Swedish telecom Ericsson (Ba1/BBB-/BBB-), meanwhile, issued its first euro bond in more than four years, resurrecting a deal that it marketed in early February but had to delay due to internal reasons.

Bankers said the €500m eight-year deal felt "okay-ish", although the issuer was able to revise pricing and the transaction was more than twice subscribed.

Marketing began at 125bp area over mid-swaps, through leads BNP Paribas, Citigroup, Deutsche Bank, Nordea, Santander and Standard Chartered.

“Investors had essentially been waiting for them to return and we got very good interest when the mandate was announced [on Tuesday],” said a DCM banker.

Books peaked at more than €1.5bn and the spread was set at 103bp, with orders falling away to over €1.2bn.

Fair value was highly subjective given how infrequently Ericsson issues. It has a single euro benchmark outstanding – a €500m 1.875% March 2024, which on Wednesday was bid at 53bp.

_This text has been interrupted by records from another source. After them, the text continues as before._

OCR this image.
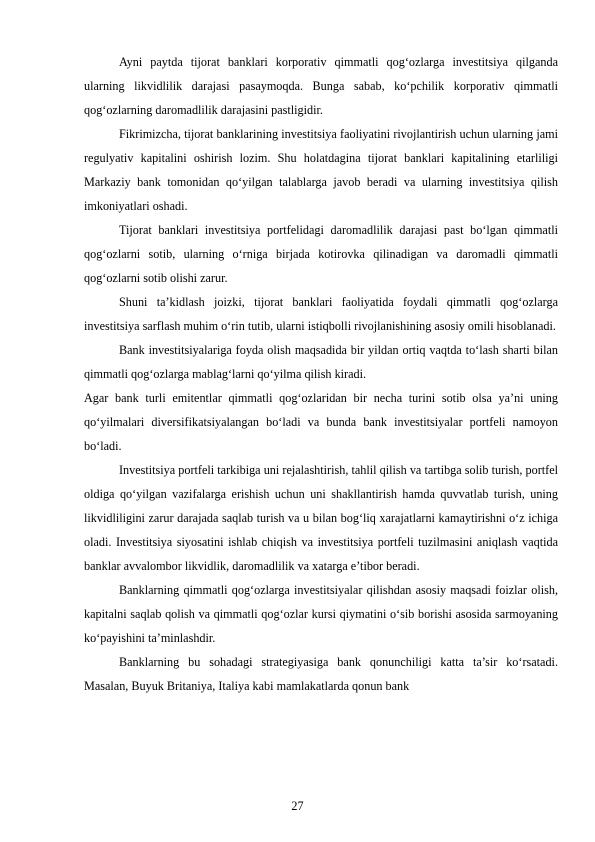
Ayni paytda tijorat banklari korporativ qimmatli qog‘ozlarga investitsiya qilganda ularning likvidlilik darajasi pasaymoqda. Bunga sabab, ko‘pchilik korporativ qimmatli qog‘ozlarning daromadlilik darajasini pastligidir.

Fikrimizcha, tijorat banklarining investitsiya faoliyatini rivojlantirish uchun ularning jami regulyativ kapitalini oshirish lozim. Shu holatdagina tijorat banklari kapitalining etarliligi Markaziy bank tomonidan qo‘yilgan talablarga javob beradi va ularning investitsiya qilish imkoniyatlari oshadi.

Tijorat banklari investitsiya portfelidagi daromadlilik darajasi past bo‘lgan qimmatli qog‘ozlarni sotib, ularning o‘rniga birjada kotirovka qilinadigan va daromadli qimmatli qog‘ozlarni sotib olishi zarur.

Shuni ta’kidlash joizki, tijorat banklari faoliyatida foydali qimmatli qog‘ozlarga investitsiya sarflash muhim o‘rin tutib, ularni istiqbolli rivojlanishining asosiy omili hisoblanadi.

Bank investitsiyalariga foyda olish maqsadida bir yildan ortiq vaqtda to‘lash sharti bilan qimmatli qog‘ozlarga mablag‘larni qo‘yilma qilish kiradi.

Agar bank turli emitentlar qimmatli qog‘ozlaridan bir necha turini sotib olsa ya’ni uning qo‘yilmalari diversifikatsiyalangan bo‘ladi va bunda bank investitsiyalar portfeli namoyon bo‘ladi.

Investitsiya portfeli tarkibiga uni rejalashtirish, tahlil qilish va tartibga solib turish, portfel oldiga qo‘yilgan vazifalarga erishish uchun uni shakllantirish hamda quvvatlab turish, uning likvidliligini zarur darajada saqlab turish va u bilan bog‘liq xarajatlarni kamaytirishni o‘z ichiga oladi. Investitsiya siyosatini ishlab chiqish va investitsiya portfeli tuzilmasini aniqlash vaqtida banklar avvalombor likvidlik, daromadlilik va xatarga e’tibor beradi.

Banklarning qimmatli qog‘ozlarga investitsiyalar qilishdan asosiy maqsadi foizlar olish, kapitalni saqlab qolish va qimmatli qog‘ozlar kursi qiymatini o‘sib borishi asosida sarmoyaning ko‘payishini ta’minlashdir.

Banklarning bu sohadagi strategiyasiga bank qonunchiligi katta ta’sir ko‘rsatadi. Masalan, Buyuk Britaniya, Italiya kabi mamlakatlarda qonun bank

27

Ericsson had a €500m bond mature in March which it repaid with cash and proceeds for the new deal are earmarked for general corporate purposes.

Liquide green

Green financing continues to be at the forefront of European corporate supply with French industrial gas specialist Air Liquide (A3/A-) the latest to join the throng with its debut in the structure through a €500m no-grow 10-year note.

Bankers were keen to highlight that because of the niche nature of the business, the sustainable finance framework incorporated some novel features, which includes a biogas category that covers projects such as landfill gas capture.

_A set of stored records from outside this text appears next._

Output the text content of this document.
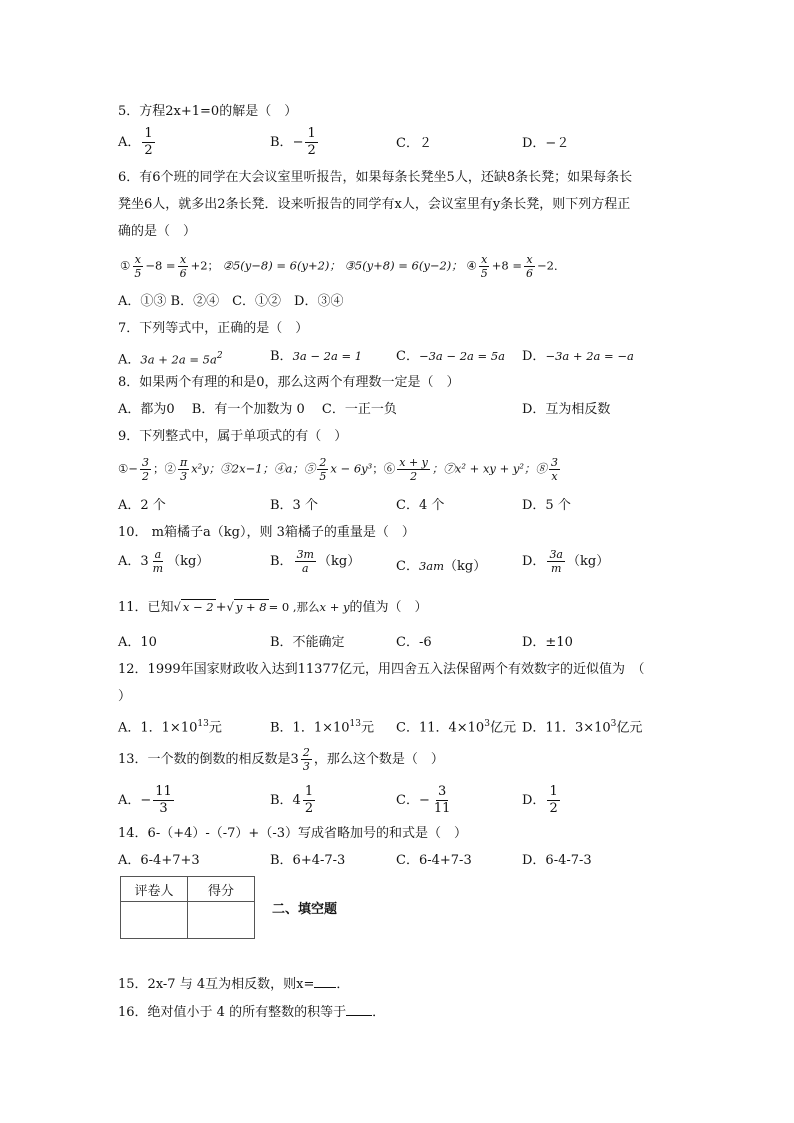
5．方程2x+1=0的解是（　）
A． $\frac{1}{2}$	B．− $\frac{1}{2}$	C．２	D．−２
6．有6个班的同学在大会议室里听报告，如果每条长凳坐5人，还缺8条长凳；如果每条长
凳坐6人，就多出2条长凳．设来听报告的同学有x人，会议室里有y条长凳，则下列方程正
确的是（　）
① $\frac{x}{5} -8 = \frac{x}{6} +2$； ②5(y−8) = 6(y+2)； ③5(y+8) = 6(y−2)； ④ $\frac{x}{5} +8 = \frac{x}{6} -2$．
A．①③ B．②④　C．①②　D．③④
7．下列等式中，正确的是（　）
A．$3a + 2a = 5a^2$	B．3a − 2a = 1	C．−3a − 2a = 5a D．−3a + 2a = −a
8．如果两个有理的和是0，那么这两个有理数一定是（　）
A．都为0　 B．有一个加数为 0　 C．一正一负	D．互为相反数
9．下列整式中，属于单项式的有（　）
①− $\frac{3}{2}$ ；② $\frac{\pi}{3} x^2y$；③2x−1；④a；⑤ $\frac{2}{5}$ x − 6y³；⑥ $\frac{x + y}{2}$ ；⑦x² + xy + y²；⑧ $\frac{3}{x}$
A．2 个	B．3 个	C．4 个	D．5 个
10． m箱橘子a（kg），则 3箱橘子的重量是（　）
A．$3 \frac{a}{m} (kg)$	B． $\frac{3m}{a} (kg)$	C．3am（kg）	D． $\frac{3a}{m} (kg)$
11．已知√ x − 2 +√ y + 8 = 0 ,那么x + y的值为（　）
A．10	B．不能确定	C．-6	D．±10
12．1999年国家财政收入达到11377亿元，用四舍五入法保留两个有效数字的近似值为　（
）
A．1．$1\times 10^{13}$元	B．1．$1\times 10^{13}$元 C．11．$4\times 10^3$亿元 D．11．$3\times 10^3$亿元
13．一个数的倒数的相反数是$3 \frac{2}{3}$ ，那么这个数是（　）
A．− $\frac{11}{3}$	B．$4 \frac{1}{2}$	C．− $\frac{3}{11}$	D． $\frac{1}{2}$
14．6-（+4）-（-7）+（-3）写成省略加号的和式是（　）
A．6-4+7+3	B．6+4-7-3	C．6-4+7-3	D．6-4-7-3
评卷人	得分

二、填空题
15．2x-7 与 4互为相反数，则x= ．
16．绝对值小于 4 的所有整数的积等于 ．
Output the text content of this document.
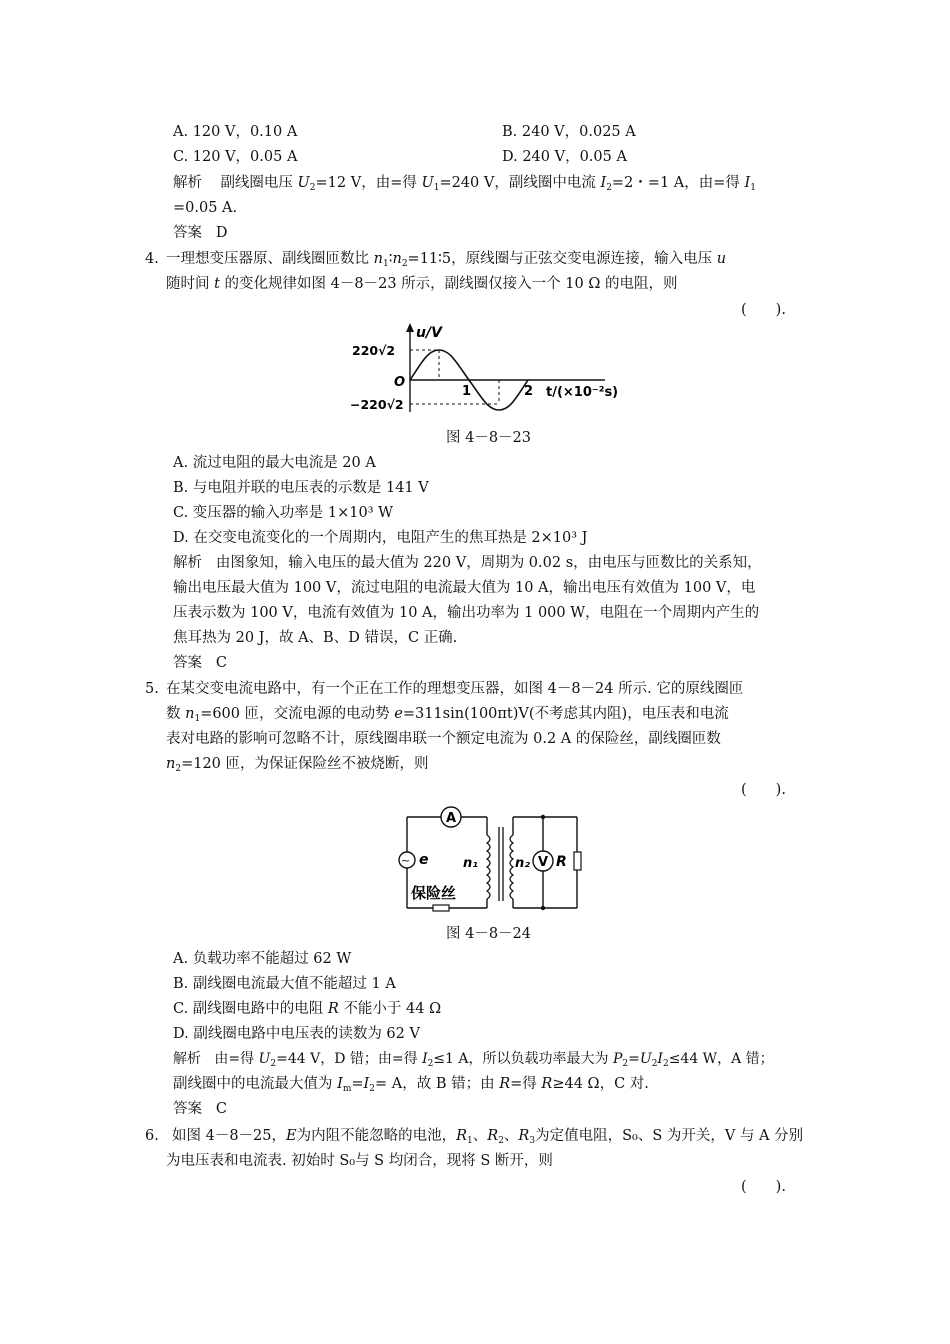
A. 120 V，0.10 A	B. 240 V，0.025 A
C. 120 V，0.05 A	D. 240 V，0.05 A
解析 副线圈电压 $U_2=12$ V，由=得 $U_1=240$ V，副线圈中电流 $I_2=2$・=1 A，由=得 $I_1$
=0.05 A.
答案 D
4. 一理想变压器原、副线圈匝数比 $n_1∶n_2=11∶5$，原线圈与正弦交变电源连接，输入电压 u
随时间 t 的变化规律如图 4－8－23 所示，副线圈仅接入一个 10 Ω 的电阻，则
(　　).
u/V
220√2
O
−220√2
1	2 t/(×10⁻²s)
图 4－8－23
A. 流过电阻的最大电流是 20 A
B. 与电阻并联的电压表的示数是 141 V
C. 变压器的输入功率是 1×10³ W
D. 在交变电流变化的一个周期内，电阻产生的焦耳热是 2×10³ J
解析 由图象知，输入电压的最大值为 220 V，周期为 0.02 s，由电压与匝数比的关系知，
输出电压最大值为 100 V，流过电阻的电流最大值为 10 A，输出电压有效值为 100 V，电
压表示数为 100 V，电流有效值为 10 A，输出功率为 1 000 W，电阻在一个周期内产生的
焦耳热为 20 J，故 A、B、D 错误，C 正确.
答案 C
5. 在某交变电流电路中，有一个正在工作的理想变压器，如图 4－8－24 所示. 它的原线圈匝
数 $n_1=600$ 匝，交流电源的电动势 e=311sin(100πt)V(不考虑其内阻)，电压表和电流
表对电路的影响可忽略不计，原线圈串联一个额定电流为 0.2 A 的保险丝，副线圈匝数
$n_2=120$ 匝，为保证保险丝不被烧断，则
(　　).
A
~ e
保险丝
n₁	n₂ V R
图 4－8－24
A. 负载功率不能超过 62 W
B. 副线圈电流最大值不能超过 1 A
C. 副线圈电路中的电阻 R 不能小于 44 Ω
D. 副线圈电路中电压表的读数为 62 V
解析 由=得 $U_2=44$ V，D 错；由=得 $I_2\le 1$ A，所以负载功率最大为 $P_2=U_2I_2\le 44$ W，A 错；
副线圈中的电流最大值为 $I_m=I_2= A$，故 B 错；由 R=得 R≥44 Ω，C 对.
答案 C
6. 如图 4－8－25，E为内阻不能忽略的电池，$R_1$、$R_2$、$R_3$为定值电阻，S₀、S 为开关，V 与 A 分别
为电压表和电流表. 初始时 S₀与 S 均闭合，现将 S 断开，则
(　　).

Proceeds can also be used for projects that support the production, storage and distribution and use of hydrogen.

Investors were certainly keen to get their hands on the issue, with orders peaking at more than €3.1bn. That allowed leads BNP Paribas, Credit Agricole, HSBC, Natixis and Societe Generale to revise pricing to 28bp from IPTs of 60bp area.

Given the degree of tightening and with fair value seen in the mid 30s, final books fell to €1.7bn. Still, bankers said the quality of credit spoke for itself.

“These guys are a bit of a darling of the credit market,” said a second DCM banker. “People like them, they are rare and as a company they are pretty central to the supply of oxygen which in the context of the pandemic is very important.”

Finnish REIT Kojamo (Baa2) also issued its debut green transaction, tapping Danske Bank, Deutsche Bank, Nordea and Swedbank to deliver an upsized a €350m eight-year note.

The company was initially expecting to print a €300m deal, but a book of €1.4bn enabled it to increase.

The spread was set at 96.2bp, for a yield of 1%. Books had opened at 125bp area.